Jeffkrol, I was under the impression that the 36 gallon bow front is 30" long, not 36". I read the PAR values posted by Lowe and thought that the 30" was the same config as the 24", just longer so I used that number.

And you seem knowledgeable on manufacturer's ratings, so can you please explain why a longer fixture, with more LEDs, but less power per LED, would have a higher PAR value at the sweetspot? Do they change optics to go deeper as the tank gets longer? I understand that the total output increases with more LEDs, by why PAR. Looking at the Finnex site, the 36" seems to be better "powered" compared to the 24" and 48" inch in terms of wattage and the number of LEDs. I know that you cannot compare wattage across completely different models, but why not across lengths within the same model? Are the manufacturers loading up the middle where the rating is taken from? Thanks in advance.


----------



## jeffkrol (Jun 5, 2013)

well, I just look at "aquarium dimensions" when a poster doesn't post the actual ones... 
Could have errored... and your right a 24" is probably valid. 
Not even sure they make a 30 RayII
They do make other real 30" though.
Opp's guess they do:
Aquarium Lights : Amazon.com: Finnex Ray2 Aquarium LED Daylight, 30-Inch

As to PAR ratings and longer fixtures.. think overlapping cones of 120 degree light..At farther distances more "outliers" contribute..










You need to brain modify that image to one row and 120 degree angle to make it more relevent. Too lazy to find the 120/90 ones right at the moment..

most of these fixtures use "wall watts" so somewhat irreverent..PAR overrides watts regardless..

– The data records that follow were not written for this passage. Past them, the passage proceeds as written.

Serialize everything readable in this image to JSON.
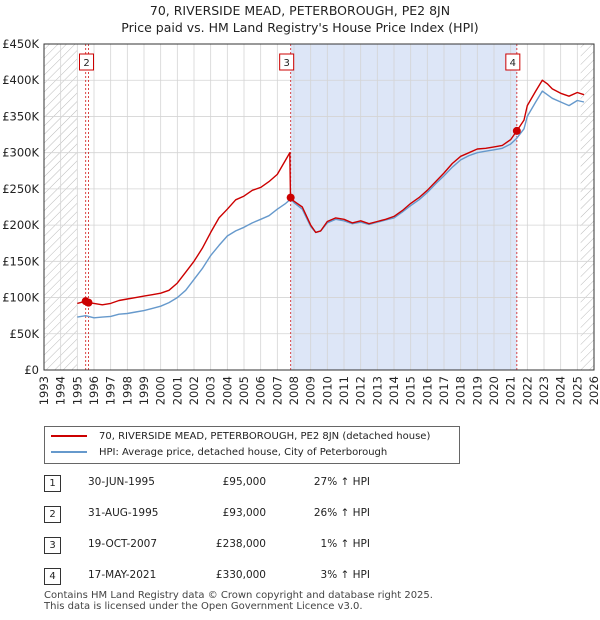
{
  "title": {
    "line1": "70, RIVERSIDE MEAD, PETERBOROUGH, PE2 8JN",
    "line2": "Price paid vs. HM Land Registry's House Price Index (HPI)"
  },
  "colors": {
    "property": "#cc0000",
    "hpi": "#6699cc",
    "shade": "#dde6f7",
    "grid": "#d4d4d4"
  },
  "chart_data": {
    "type": "line",
    "xlim": [
      1993,
      2026
    ],
    "ylim": [
      0,
      450000
    ],
    "x_ticks": [
      1993,
      1994,
      1995,
      1996,
      1997,
      1998,
      1999,
      2000,
      2001,
      2002,
      2003,
      2004,
      2005,
      2006,
      2007,
      2008,
      2009,
      2010,
      2011,
      2012,
      2013,
      2014,
      2015,
      2016,
      2017,
      2018,
      2019,
      2020,
      2021,
      2022,
      2023,
      2024,
      2025,
      2026
    ],
    "y_ticks": [
      0,
      50000,
      100000,
      150000,
      200000,
      250000,
      300000,
      350000,
      400000,
      450000
    ],
    "y_tick_labels": [
      "£0",
      "£50K",
      "£100K",
      "£150K",
      "£200K",
      "£250K",
      "£300K",
      "£350K",
      "£400K",
      "£450K"
    ],
    "hatch_before": 1995.0,
    "hatch_after": 2025.2,
    "shaded_between": [
      2007.8,
      2021.37
    ],
    "series": [
      {
        "name": "70, RIVERSIDE MEAD, PETERBOROUGH, PE2 8JN (detached house)",
        "color": "#cc0000",
        "points": [
          [
            1995.0,
            92000
          ],
          [
            1995.5,
            95000
          ],
          [
            1995.67,
            93000
          ],
          [
            1996.0,
            92000
          ],
          [
            1996.5,
            90000
          ],
          [
            1997.0,
            92000
          ],
          [
            1997.5,
            96000
          ],
          [
            1998.0,
            98000
          ],
          [
            1998.5,
            100000
          ],
          [
            1999.0,
            102000
          ],
          [
            1999.5,
            104000
          ],
          [
            2000.0,
            106000
          ],
          [
            2000.5,
            110000
          ],
          [
            2001.0,
            120000
          ],
          [
            2001.5,
            135000
          ],
          [
            2002.0,
            150000
          ],
          [
            2002.5,
            168000
          ],
          [
            2003.0,
            190000
          ],
          [
            2003.5,
            210000
          ],
          [
            2004.0,
            222000
          ],
          [
            2004.5,
            235000
          ],
          [
            2005.0,
            240000
          ],
          [
            2005.5,
            248000
          ],
          [
            2006.0,
            252000
          ],
          [
            2006.5,
            260000
          ],
          [
            2007.0,
            270000
          ],
          [
            2007.5,
            290000
          ],
          [
            2007.75,
            300000
          ],
          [
            2007.79,
            238000
          ],
          [
            2008.0,
            233000
          ],
          [
            2008.5,
            225000
          ],
          [
            2009.0,
            200000
          ],
          [
            2009.3,
            190000
          ],
          [
            2009.6,
            192000
          ],
          [
            2010.0,
            205000
          ],
          [
            2010.5,
            210000
          ],
          [
            2011.0,
            208000
          ],
          [
            2011.5,
            203000
          ],
          [
            2012.0,
            206000
          ],
          [
            2012.5,
            202000
          ],
          [
            2013.0,
            205000
          ],
          [
            2013.5,
            208000
          ],
          [
            2014.0,
            212000
          ],
          [
            2014.5,
            220000
          ],
          [
            2015.0,
            230000
          ],
          [
            2015.5,
            238000
          ],
          [
            2016.0,
            248000
          ],
          [
            2016.5,
            260000
          ],
          [
            2017.0,
            272000
          ],
          [
            2017.5,
            285000
          ],
          [
            2018.0,
            295000
          ],
          [
            2018.5,
            300000
          ],
          [
            2019.0,
            305000
          ],
          [
            2019.5,
            306000
          ],
          [
            2020.0,
            308000
          ],
          [
            2020.5,
            310000
          ],
          [
            2021.0,
            318000
          ],
          [
            2021.37,
            330000
          ],
          [
            2021.8,
            345000
          ],
          [
            2022.0,
            365000
          ],
          [
            2022.5,
            385000
          ],
          [
            2022.9,
            400000
          ],
          [
            2023.2,
            395000
          ],
          [
            2023.5,
            388000
          ],
          [
            2024.0,
            382000
          ],
          [
            2024.5,
            378000
          ],
          [
            2025.0,
            383000
          ],
          [
            2025.4,
            380000
          ]
        ]
      },
      {
        "name": "HPI: Average price, detached house, City of Peterborough",
        "color": "#6699cc",
        "points": [
          [
            1995.0,
            73000
          ],
          [
            1995.5,
            75000
          ],
          [
            1996.0,
            72000
          ],
          [
            1996.5,
            73000
          ],
          [
            1997.0,
            74000
          ],
          [
            1997.5,
            77000
          ],
          [
            1998.0,
            78000
          ],
          [
            1998.5,
            80000
          ],
          [
            1999.0,
            82000
          ],
          [
            1999.5,
            85000
          ],
          [
            2000.0,
            88000
          ],
          [
            2000.5,
            93000
          ],
          [
            2001.0,
            100000
          ],
          [
            2001.5,
            110000
          ],
          [
            2002.0,
            125000
          ],
          [
            2002.5,
            140000
          ],
          [
            2003.0,
            158000
          ],
          [
            2003.5,
            172000
          ],
          [
            2004.0,
            185000
          ],
          [
            2004.5,
            192000
          ],
          [
            2005.0,
            197000
          ],
          [
            2005.5,
            203000
          ],
          [
            2006.0,
            208000
          ],
          [
            2006.5,
            213000
          ],
          [
            2007.0,
            222000
          ],
          [
            2007.5,
            230000
          ],
          [
            2007.8,
            236000
          ],
          [
            2008.0,
            231000
          ],
          [
            2008.5,
            222000
          ],
          [
            2009.0,
            198000
          ],
          [
            2009.3,
            190000
          ],
          [
            2009.6,
            192000
          ],
          [
            2010.0,
            203000
          ],
          [
            2010.5,
            208000
          ],
          [
            2011.0,
            206000
          ],
          [
            2011.5,
            202000
          ],
          [
            2012.0,
            204000
          ],
          [
            2012.5,
            201000
          ],
          [
            2013.0,
            204000
          ],
          [
            2013.5,
            207000
          ],
          [
            2014.0,
            210000
          ],
          [
            2014.5,
            218000
          ],
          [
            2015.0,
            227000
          ],
          [
            2015.5,
            235000
          ],
          [
            2016.0,
            245000
          ],
          [
            2016.5,
            257000
          ],
          [
            2017.0,
            268000
          ],
          [
            2017.5,
            280000
          ],
          [
            2018.0,
            290000
          ],
          [
            2018.5,
            296000
          ],
          [
            2019.0,
            300000
          ],
          [
            2019.5,
            302000
          ],
          [
            2020.0,
            304000
          ],
          [
            2020.5,
            306000
          ],
          [
            2021.0,
            312000
          ],
          [
            2021.37,
            320000
          ],
          [
            2021.8,
            333000
          ],
          [
            2022.0,
            350000
          ],
          [
            2022.5,
            370000
          ],
          [
            2022.9,
            385000
          ],
          [
            2023.2,
            380000
          ],
          [
            2023.5,
            375000
          ],
          [
            2024.0,
            370000
          ],
          [
            2024.5,
            365000
          ],
          [
            2025.0,
            372000
          ],
          [
            2025.4,
            370000
          ]
        ]
      }
    ],
    "markers": [
      {
        "label": "1",
        "x": 1995.5,
        "y": 95000
      },
      {
        "label": "2",
        "x": 1995.67,
        "y": 93000
      },
      {
        "label": "3",
        "x": 2007.8,
        "y": 238000
      },
      {
        "label": "4",
        "x": 2021.37,
        "y": 330000
      }
    ],
    "marker_boxes": [
      {
        "label": "2",
        "x": 1995.67
      },
      {
        "label": "3",
        "x": 2007.8
      },
      {
        "label": "4",
        "x": 2021.37
      }
    ]
  },
  "legend": {
    "property_label": "70, RIVERSIDE MEAD, PETERBOROUGH, PE2 8JN (detached house)",
    "hpi_label": "HPI: Average price, detached house, City of Peterborough"
  },
  "sales": [
    {
      "num": "1",
      "date": "30-JUN-1995",
      "price": "£95,000",
      "hpi": "27% ↑ HPI"
    },
    {
      "num": "2",
      "date": "31-AUG-1995",
      "price": "£93,000",
      "hpi": "26% ↑ HPI"
    },
    {
      "num": "3",
      "date": "19-OCT-2007",
      "price": "£238,000",
      "hpi": "1% ↑ HPI"
    },
    {
      "num": "4",
      "date": "17-MAY-2021",
      "price": "£330,000",
      "hpi": "3% ↑ HPI"
    }
  ],
  "footer": {
    "line1": "Contains HM Land Registry data © Crown copyright and database right 2025.",
    "line2": "This data is licensed under the Open Government Licence v3.0."
  }
}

The "company" PAR measurements were done in air w/ an Apogee meter..
In tank (refraction and reflection effects) and a better PAR meter (true 400-700nm measurement) will change the results.. usually favoring the PAR not less.


----------



## Bobbybills (Nov 30, 2015)

jeffkrol said:


> As to PAR ratings and longer fixtures.. think overlapping cones of 120 degree light..At farther distances more "outliers" contribute.


Great graphic, easy to understand. Does that explain how the end emitters reach the middle, where the max PAR is measured? If you kept adding LEDs at the edges, how does that effect the center cone? You said ignore the 2nd row, but do the longer units have more rows. That would make sense but the dimension changes in length only. I am imagining a unit 50ft long with a single row and how a diode 25ft away would have any effect in a 20" depth tank. Am I making sense?

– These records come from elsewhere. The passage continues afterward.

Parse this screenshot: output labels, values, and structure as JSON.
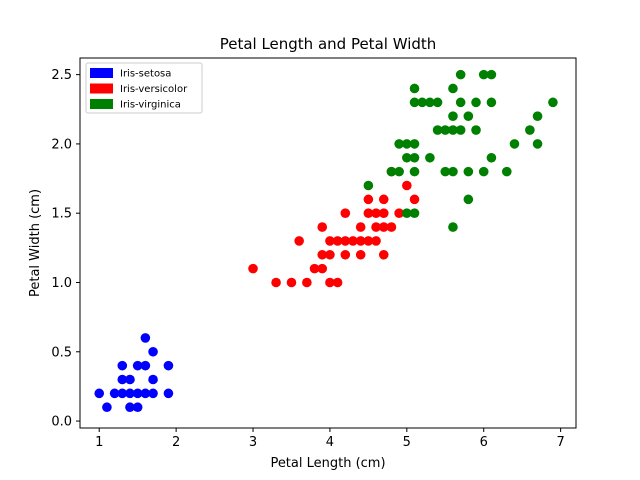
{
  "chart_data": {
    "type": "scatter",
    "title": "Petal Length and Petal Width",
    "xlabel": "Petal Length (cm)",
    "ylabel": "Petal Width (cm)",
    "xlim": [
      0.75,
      7.2
    ],
    "ylim": [
      -0.05,
      2.62
    ],
    "xticks": [
      1,
      2,
      3,
      4,
      5,
      6,
      7
    ],
    "xtick_labels": [
      "1",
      "2",
      "3",
      "4",
      "5",
      "6",
      "7"
    ],
    "yticks": [
      0.0,
      0.5,
      1.0,
      1.5,
      2.0,
      2.5
    ],
    "ytick_labels": [
      "0.0",
      "0.5",
      "1.0",
      "1.5",
      "2.0",
      "2.5"
    ],
    "grid": false,
    "legend_position": "top-left",
    "series": [
      {
        "name": "Iris-setosa",
        "color": "#0000ff",
        "points": [
          [
            1.0,
            0.2
          ],
          [
            1.1,
            0.1
          ],
          [
            1.2,
            0.2
          ],
          [
            1.3,
            0.2
          ],
          [
            1.3,
            0.3
          ],
          [
            1.3,
            0.4
          ],
          [
            1.4,
            0.1
          ],
          [
            1.4,
            0.2
          ],
          [
            1.4,
            0.3
          ],
          [
            1.5,
            0.1
          ],
          [
            1.5,
            0.2
          ],
          [
            1.5,
            0.4
          ],
          [
            1.6,
            0.2
          ],
          [
            1.6,
            0.4
          ],
          [
            1.6,
            0.6
          ],
          [
            1.7,
            0.2
          ],
          [
            1.7,
            0.3
          ],
          [
            1.7,
            0.5
          ],
          [
            1.9,
            0.2
          ],
          [
            1.9,
            0.4
          ]
        ]
      },
      {
        "name": "Iris-versicolor",
        "color": "#ff0000",
        "points": [
          [
            3.0,
            1.1
          ],
          [
            3.3,
            1.0
          ],
          [
            3.5,
            1.0
          ],
          [
            3.6,
            1.3
          ],
          [
            3.7,
            1.0
          ],
          [
            3.8,
            1.1
          ],
          [
            3.9,
            1.1
          ],
          [
            3.9,
            1.2
          ],
          [
            3.9,
            1.4
          ],
          [
            4.0,
            1.0
          ],
          [
            4.0,
            1.2
          ],
          [
            4.0,
            1.3
          ],
          [
            4.1,
            1.0
          ],
          [
            4.1,
            1.3
          ],
          [
            4.2,
            1.2
          ],
          [
            4.2,
            1.3
          ],
          [
            4.2,
            1.5
          ],
          [
            4.3,
            1.3
          ],
          [
            4.4,
            1.2
          ],
          [
            4.4,
            1.3
          ],
          [
            4.4,
            1.4
          ],
          [
            4.5,
            1.3
          ],
          [
            4.5,
            1.5
          ],
          [
            4.5,
            1.6
          ],
          [
            4.6,
            1.3
          ],
          [
            4.6,
            1.4
          ],
          [
            4.6,
            1.5
          ],
          [
            4.7,
            1.2
          ],
          [
            4.7,
            1.4
          ],
          [
            4.7,
            1.5
          ],
          [
            4.7,
            1.6
          ],
          [
            4.8,
            1.4
          ],
          [
            4.8,
            1.8
          ],
          [
            4.9,
            1.5
          ],
          [
            5.0,
            1.7
          ],
          [
            5.1,
            1.6
          ]
        ]
      },
      {
        "name": "Iris-virginica",
        "color": "#008000",
        "points": [
          [
            4.5,
            1.7
          ],
          [
            4.8,
            1.8
          ],
          [
            4.9,
            1.8
          ],
          [
            4.9,
            2.0
          ],
          [
            5.0,
            1.5
          ],
          [
            5.0,
            1.9
          ],
          [
            5.0,
            2.0
          ],
          [
            5.1,
            1.5
          ],
          [
            5.1,
            1.8
          ],
          [
            5.1,
            1.9
          ],
          [
            5.1,
            2.0
          ],
          [
            5.1,
            2.3
          ],
          [
            5.1,
            2.4
          ],
          [
            5.2,
            2.3
          ],
          [
            5.3,
            1.9
          ],
          [
            5.3,
            2.3
          ],
          [
            5.4,
            2.1
          ],
          [
            5.4,
            2.3
          ],
          [
            5.5,
            1.8
          ],
          [
            5.5,
            2.1
          ],
          [
            5.6,
            1.4
          ],
          [
            5.6,
            1.8
          ],
          [
            5.6,
            2.1
          ],
          [
            5.6,
            2.2
          ],
          [
            5.6,
            2.4
          ],
          [
            5.7,
            2.1
          ],
          [
            5.7,
            2.3
          ],
          [
            5.7,
            2.5
          ],
          [
            5.8,
            1.6
          ],
          [
            5.8,
            1.8
          ],
          [
            5.8,
            2.2
          ],
          [
            5.9,
            2.1
          ],
          [
            5.9,
            2.3
          ],
          [
            6.0,
            1.8
          ],
          [
            6.0,
            2.5
          ],
          [
            6.1,
            1.9
          ],
          [
            6.1,
            2.3
          ],
          [
            6.1,
            2.5
          ],
          [
            6.3,
            1.8
          ],
          [
            6.4,
            2.0
          ],
          [
            6.6,
            2.1
          ],
          [
            6.7,
            2.0
          ],
          [
            6.7,
            2.2
          ],
          [
            6.9,
            2.3
          ]
        ]
      }
    ]
  }
}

And as far a wattage, yes I understand the difference between power supply draw and diode power. I understand that efficient emitters will produce more "output" regardless of spectrum, but I assume that the various lengths of fixtures in the same model line use the same diodes and just increase power to handle the added diodes. So my question is why the change in "efficiency" between lengths and why does the 36" provide more power per LED. I am just guessing the answer to be array design changes and perhaps the inexact power supply increments available for mass produced units. I know that you know the answer so please educate me.

Not to completely hijack this thread, the original poster has what I believe to be a 20" deep tank and a 30" Finnex Ray 2 and is expecting to grow light demanding plants, so I just tried to tamper down expectations. What are your thoughts on that issue?


----------



## jeffkrol (Jun 5, 2013)

> Not to completely hijack this thread, the original poster has what I believe to be a 20" deep tank and a 30" Finnex Ray 2 and is expecting to grow light demanding plants, so I just tried to tamper down expectations. What are your thoughts on that issue?


co2 can "make up" somewhat for lower than perfect light levels..
Point is the Ray II is about the strongest PAR SMD common fixture.. Pretty sure their diodes are lens-ed at 90 degrees (or were) unlike the typical 120 found in others of its type.. Same power but more PAR per sq inch due to lensing..
In other words the RayII is an over-performer in its category...
now the lack of red is another matter... 

all tanks have a natural difference, different water, different fertilizers, different plant composition..and will respond different. 

There are certainly stronger albeit much more expensive lights that, if you picck the right one can be "tailored" to whatever light level and "color" one prefers..


----------